The response of Indonesia – not so long ago Australia’s public enemy number one – is possibly more significant to Australia. Tubagus Hasanuddin, a senior member of the ruling Democratic Party of Struggle (PDI-P) and of Indonesia’s parliamentary committee overseeing foreign affairs, defence, and intelligence noted
“Indonesia’s standpoint is clear that [our archipelagic sea lanes] cannot be used for activities related to war or preparation of war or non-peaceful activities,”
“Now about AUKUS. It is not a [forum] for training, it is like a defence pact, just like NATO but of a smaller scale, [created] to face the Chinese activities in the Pacific. It means the vessels are the inseparable parts of AUKUS.
“It definitely is related head-to-head [rivalry] with the Chinese maritime powers. It means it is not a peaceful means so that Indonesia will reject [them sailing through its waters].”
As with Indonesia and Malaysia, other ASEAN countries do not view Aukus and the trilateral security pact as a force of peace or stability for the region.
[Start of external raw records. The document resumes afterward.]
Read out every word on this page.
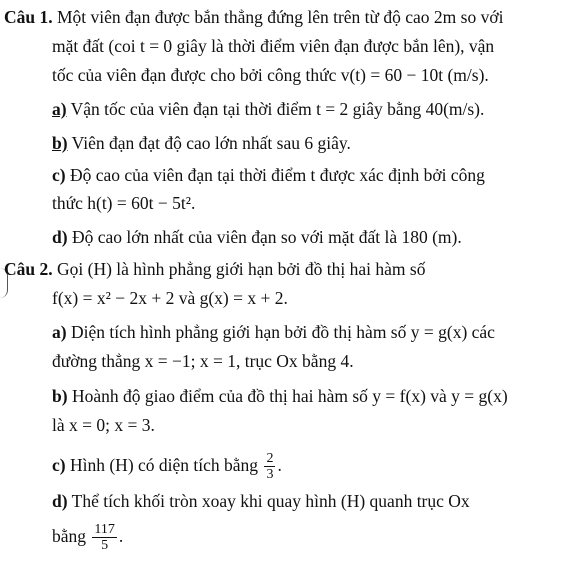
Câu 1. Một viên đạn được bắn thẳng đứng lên trên từ độ cao 2m so với
mặt đất (coi t = 0 giây là thời điểm viên đạn được bắn lên), vận
tốc của viên đạn được cho bởi công thức v(t) = 60 − 10t (m/s).
a) Vận tốc của viên đạn tại thời điểm t = 2 giây bằng 40(m/s).
b) Viên đạn đạt độ cao lớn nhất sau 6 giây.
c) Độ cao của viên đạn tại thời điểm t được xác định bởi công
thức h(t) = 60t − 5t².
d) Độ cao lớn nhất của viên đạn so với mặt đất là 180 (m).
Câu 2. Gọi (H) là hình phẳng giới hạn bởi đồ thị hai hàm số
f(x) = x² − 2x + 2 và g(x) = x + 2.
a) Diện tích hình phẳng giới hạn bởi đồ thị hàm số y = g(x) các
đường thẳng x = −1; x = 1, trục Ox bằng 4.
b) Hoành độ giao điểm của đồ thị hai hàm số y = f(x) và y = g(x)
là x = 0; x = 3.
c) Hình (H) có diện tích bằng $\frac{2}{3}$ .
d) Thể tích khối tròn xoay khi quay hình (H) quanh trục Ox
bằng $\frac{117}{5}$ .
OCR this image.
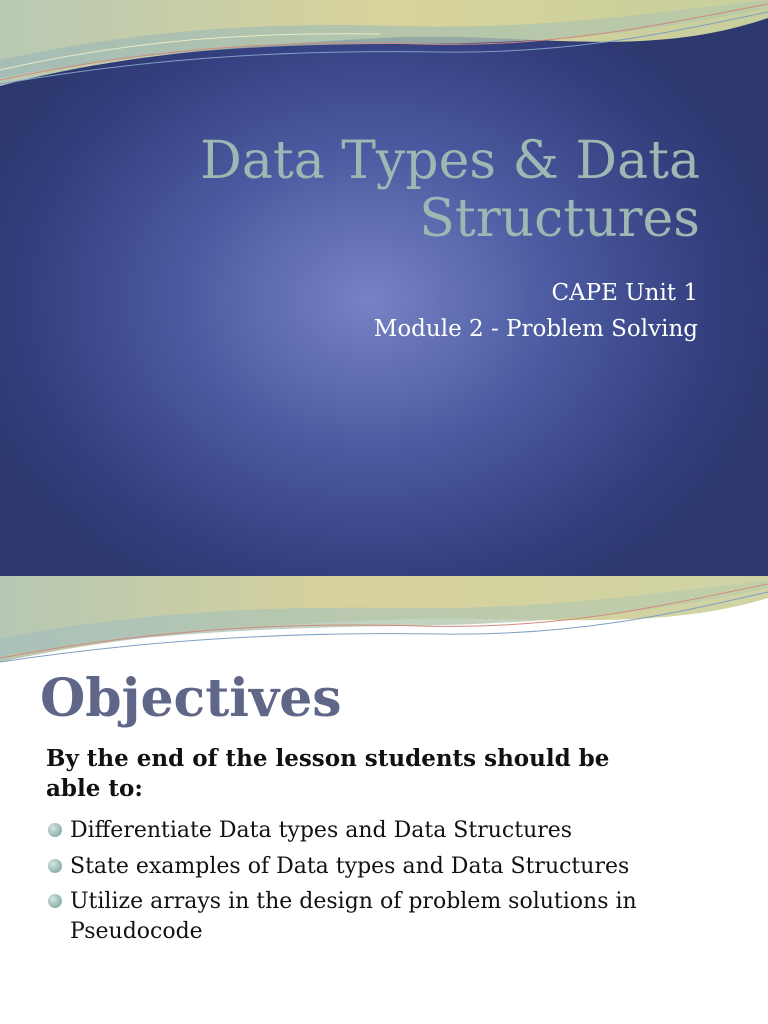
Data Types & Data
Structures

CAPE Unit 1

Module 2 - Problem Solving

Objectives

By the end of the lesson students should be
able to:

Differentiate Data types and Data Structures
State examples of Data types and Data Structures
Utilize arrays in the design of problem solutions in
Pseudocode
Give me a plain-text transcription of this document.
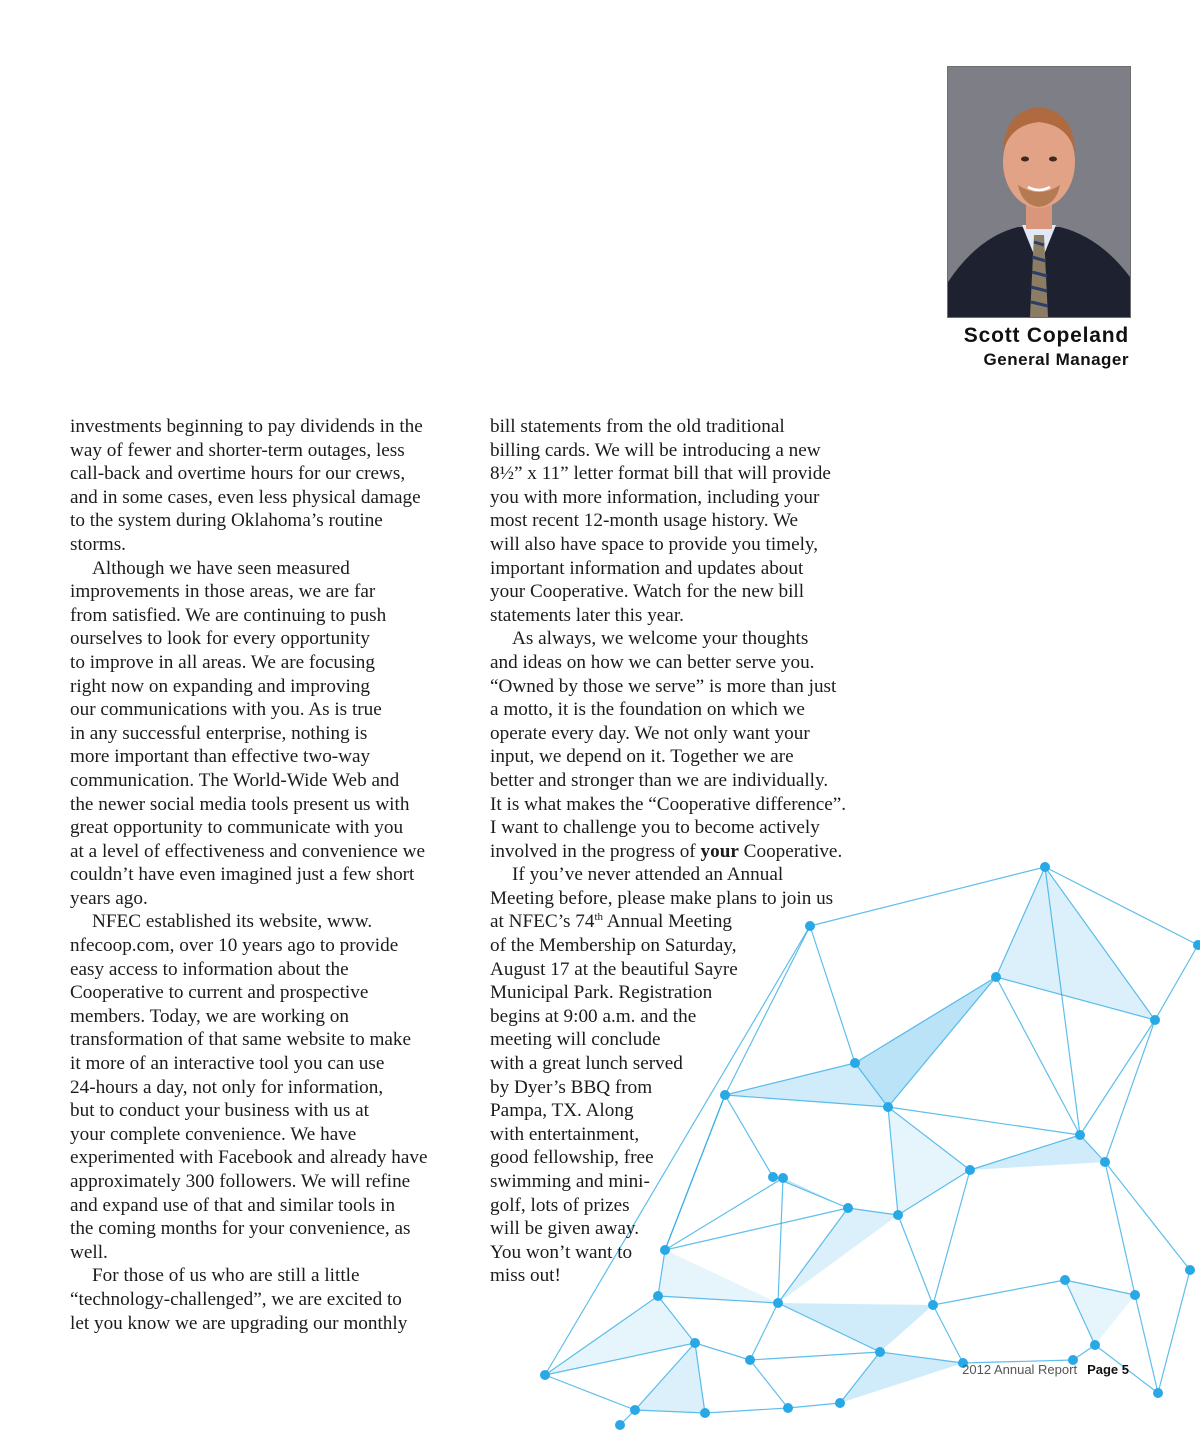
Scott Copeland
General Manager
investments beginning to pay dividends in the
way of fewer and shorter-term outages, less
call-back and overtime hours for our crews,
and in some cases, even less physical damage
to the system during Oklahoma’s routine
storms.
Although we have seen measured
improvements in those areas, we are far
from satisfied. We are continuing to push
ourselves to look for every opportunity
to improve in all areas. We are focusing
right now on expanding and improving
our communications with you. As is true
in any successful enterprise, nothing is
more important than effective two-way
communication. The World-Wide Web and
the newer social media tools present us with
great opportunity to communicate with you
at a level of effectiveness and convenience we
couldn’t have even imagined just a few short
years ago.
NFEC established its website, www.
nfecoop.com, over 10 years ago to provide
easy access to information about the
Cooperative to current and prospective
members. Today, we are working on
transformation of that same website to make
it more of an interactive tool you can use
24-hours a day, not only for information,
but to conduct your business with us at
your complete convenience. We have
experimented with Facebook and already have
approximately 300 followers. We will refine
and expand use of that and similar tools in
the coming months for your convenience, as
well.
For those of us who are still a little
“technology-challenged”, we are excited to
let you know we are upgrading our monthly
bill statements from the old traditional
billing cards. We will be introducing a new
8½” x 11” letter format bill that will provide
you with more information, including your
most recent 12-month usage history. We
will also have space to provide you timely,
important information and updates about
your Cooperative. Watch for the new bill
statements later this year.
As always, we welcome your thoughts
and ideas on how we can better serve you.
“Owned by those we serve” is more than just
a motto, it is the foundation on which we
operate every day. We not only want your
input, we depend on it. Together we are
better and stronger than we are individually.
It is what makes the “Cooperative difference”.
I want to challenge you to become actively
involved in the progress of your Cooperative.
If you’ve never attended an Annual
Meeting before, please make plans to join us
at NFEC’s 74th Annual Meeting
of the Membership on Saturday,
August 17 at the beautiful Sayre
Municipal Park. Registration
begins at 9:00 a.m. and the
meeting will conclude
with a great lunch served
by Dyer’s BBQ from
Pampa, TX. Along
with entertainment,
good fellowship, free
swimming and mini-
golf, lots of prizes
will be given away.
You won’t want to
miss out!
2012 Annual Report Page 5
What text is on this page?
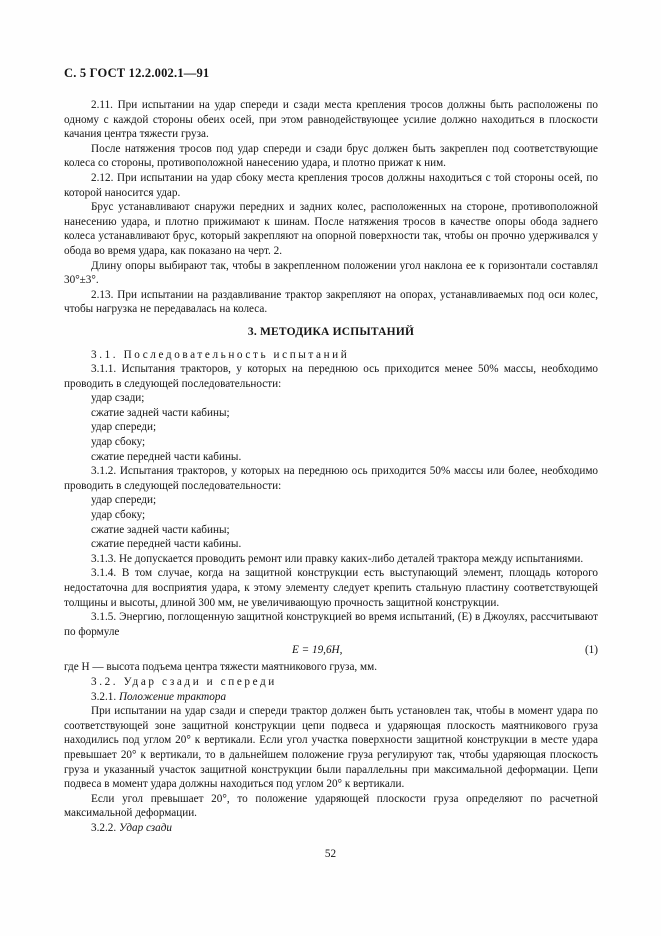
С. 5 ГОСТ 12.2.002.1—91

2.11. При испытании на удар спереди и сзади места крепления тросов должны быть расположены по одному с каждой стороны обеих осей, при этом равнодействующее усилие должно находиться в плоскости качания центра тяжести груза.

После натяжения тросов под удар спереди и сзади брус должен быть закреплен под соответствующие колеса со стороны, противоположной нанесению удара, и плотно прижат к ним.

2.12. При испытании на удар сбоку места крепления тросов должны находиться с той стороны осей, по которой наносится удар.

Брус устанавливают снаружи передних и задних колес, расположенных на стороне, противоположной нанесению удара, и плотно прижимают к шинам. После натяжения тросов в качестве опоры обода заднего колеса устанавливают брус, который закрепляют на опорной поверхности так, чтобы он прочно удерживался у обода во время удара, как показано на черт. 2.

Длину опоры выбирают так, чтобы в закрепленном положении угол наклона ее к горизонтали составлял 30°±3°.

2.13. При испытании на раздавливание трактор закрепляют на опорах, устанавливаемых под оси колес, чтобы нагрузка не передавалась на колеса.

3. МЕТОДИКА ИСПЫТАНИЙ

3.1. Последовательность испытаний

3.1.1. Испытания тракторов, у которых на переднюю ось приходится менее 50% массы, необходимо проводить в следующей последовательности:

удар сзади;

сжатие задней части кабины;

удар спереди;

удар сбоку;

сжатие передней части кабины.

3.1.2. Испытания тракторов, у которых на переднюю ось приходится 50% массы или более, необходимо проводить в следующей последовательности:

удар спереди;

удар сбоку;

сжатие задней части кабины;

сжатие передней части кабины.

3.1.3. Не допускается проводить ремонт или правку каких-либо деталей трактора между испытаниями.

3.1.4. В том случае, когда на защитной конструкции есть выступающий элемент, площадь которого недостаточна для восприятия удара, к этому элементу следует крепить стальную пластину соответствующей толщины и высоты, длиной 300 мм, не увеличивающую прочность защитной конструкции.

3.1.5. Энергию, поглощенную защитной конструкцией во время испытаний, (E) в Джоулях, рассчитывают по формуле

E = 19,6H,	(1)

где H — высота подъема центра тяжести маятникового груза, мм.

3.2. Удар сзади и спереди

3.2.1. Положение трактора

При испытании на удар сзади и спереди трактор должен быть установлен так, чтобы в момент удара по соответствующей зоне защитной конструкции цепи подвеса и ударяющая плоскость маятникового груза находились под углом 20° к вертикали. Если угол участка поверхности защитной конструкции в месте удара превышает 20° к вертикали, то в дальнейшем положение груза регулируют так, чтобы ударяющая плоскость груза и указанный участок защитной конструкции были параллельны при максимальной деформации. Цепи подвеса в момент удара должны находиться под углом 20° к вертикали.

Если угол превышает 20°, то положение ударяющей плоскости груза определяют по расчетной максимальной деформации.

3.2.2. Удар сзади

52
Rather they view Aukus as significantly raising the level of externally generated militarization and as a threat to the peaceful development of the region.
Australian foreign policy makers should also be aware that should the ASEAN countries be compelled to choose sides in any conflict – political, economic or military – between the tripartite, Quad, Five Eye or any other non-military groupings and arrangements that Australia has or intends to enmesh itself into to bring down China, it is unlikely that they will be on the side of Australia.
So what has A$368 billion really achieved or can lead up to for Australia? More security or insecurity; more stability or instability; peace or war?
Albanese and his colleagues may have won the khaki vote for now. But there is a grim price that Australians have to pay.